Albumin (1.25 g/kg, i.v.) treatment improved long-term motor and memory function after ICH. (a–d) Water maze tests performed from days 22-27 after ICH, (e) foot fault test, and (f) rotarod test performed at days 7, 14, and 21 after ICH. ^∗p < 0.05 vs. sham, #p < 0.05 vs. ICH+vehicle, mean ± SD, two-way repeated measures ANOVA (a, b), one-way ANOVA for (d–f), Tukey′s test, n = 8/group.

Figure 6

Blockade of ERK and Nrf2 reversed the effects of albumin on short-term neurobehavioral outcome and oxidative stress-induced neuronal death at 72 h after ICH. (a) Modified Garcia test, left forelimb placement test, and corner turn test. (b) Representative western blotting images. (c–h) Quantitative analyses of p-ERK/ERK, Nrf2, HO-1, Romo1, Bax, and Bcl-2 expression. ^∗p < 0.05 vs. sham, ^@p < 0.05 vs.

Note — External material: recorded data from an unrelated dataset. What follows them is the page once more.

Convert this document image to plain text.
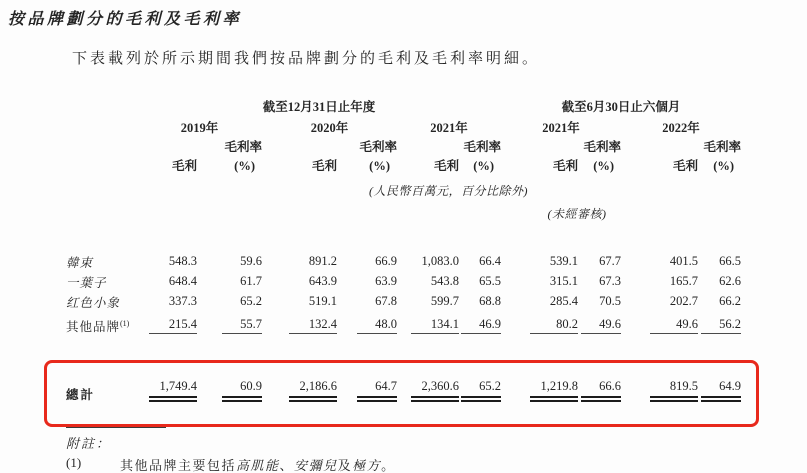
按品牌劃分的毛利及毛利率
下表載列於所示期間我們按品牌劃分的毛利及毛利率明細。
	截至12月31日止年度						截至6月30日止六個月			
	2019年		2020年		2021年		2021年		2022年	
		毛利率		毛利率		毛利率		毛利率		毛利率
	毛利	(%)	毛利	(%)	毛利	(%)	毛利	(%)	毛利	(%)

(人民幣百萬元，百分比除外)										

(未經審核)										

韓束	548.3	59.6	891.2	66.9	1,083.0	66.4	539.1	67.7	401.5	66.5
一葉子	648.4	61.7	643.9	63.9	543.8	65.5	315.1	67.3	165.7	62.6
红色小象	337.3	65.2	519.1	67.8	599.7	68.8	285.4	70.5	202.7	66.2
其他品牌$^{(1)}$	215.4	55.7	132.4	48.0	134.1	46.9	80.2	49.6	49.6	56.2

總計	1,749.4	60.9	2,186.6	64.7	2,360.6	65.2	1,219.8	66.6	819.5	64.9
附註：
(1)	其他品牌主要包括高肌能、安彌兒及極方。
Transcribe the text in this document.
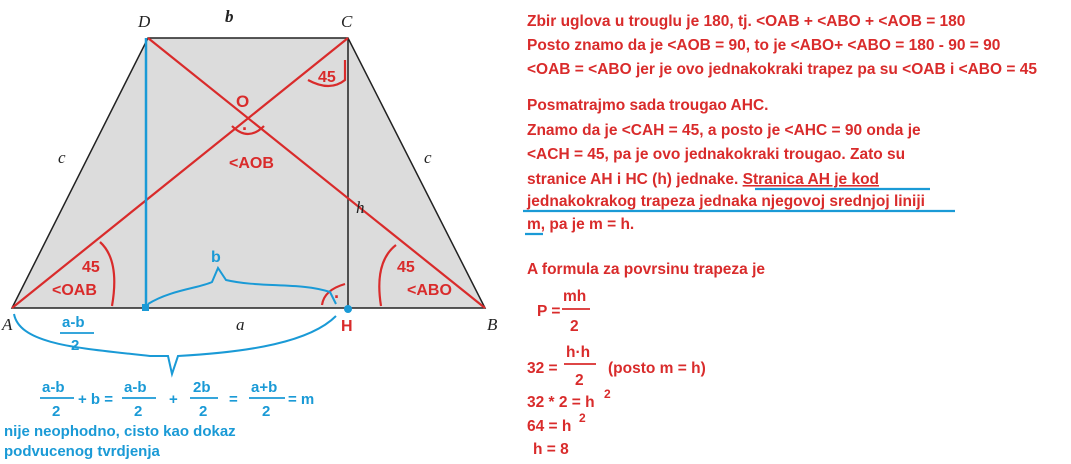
A	B
C
D	b
a
c	c
h
O
·
<AOB
45
45
<OAB
45
<ABO
·
H
b
a-b
2
a-b
2
+ b =
a-b
2
+
2b
2
=
a+b
2
= m
nije neophodno, cisto kao dokaz
podvucenog tvrdjenja
Zbir uglova u trouglu je 180, tj. <OAB + <ABO + <AOB = 180
Posto znamo da je <AOB = 90, to je <ABO+ <ABO = 180 - 90 = 90
<OAB = <ABO jer je ovo jednakokraki trapez pa su <OAB i <ABO = 45
Posmatrajmo sada trougao AHC.
Znamo da je <CAH = 45, a posto je <AHC = 90 onda je
<ACH = 45, pa je ovo jednakokraki trougao. Zato su
stranice AH i HC (h) jednake. Stranica AH je kod
jednakokrakog trapeza jednaka njegovoj srednjoj liniji
m, pa je m = h.
A formula za povrsinu trapeza je
P =
mh
2
32 =
h·h
2
(posto m = h)
32 * 2 = h 2
64 = h 2
h = 8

ICH+vehicle, ^&p < 0.05 vs. ICH+albumin, ^#p < 0.05 vs. ICH+albumin+DMSO; mean ± SD, one-way ANOVA, Tukey's test, n = 6/group. p-ERK1/2: phosphorylated extracellular regulated protein kinases 1/2; ERK1/2: extracellular regulated protein kinases1/2; Nrf2: nuclear factor-E2-related factor 2; HO-1: heme oxygenase 1; Romo1: reactive oxygen species modulator 1; Bax: B-cell lymphoma-2 associated X protein; Bcl-2: B-cell lymphoma-extra large 2.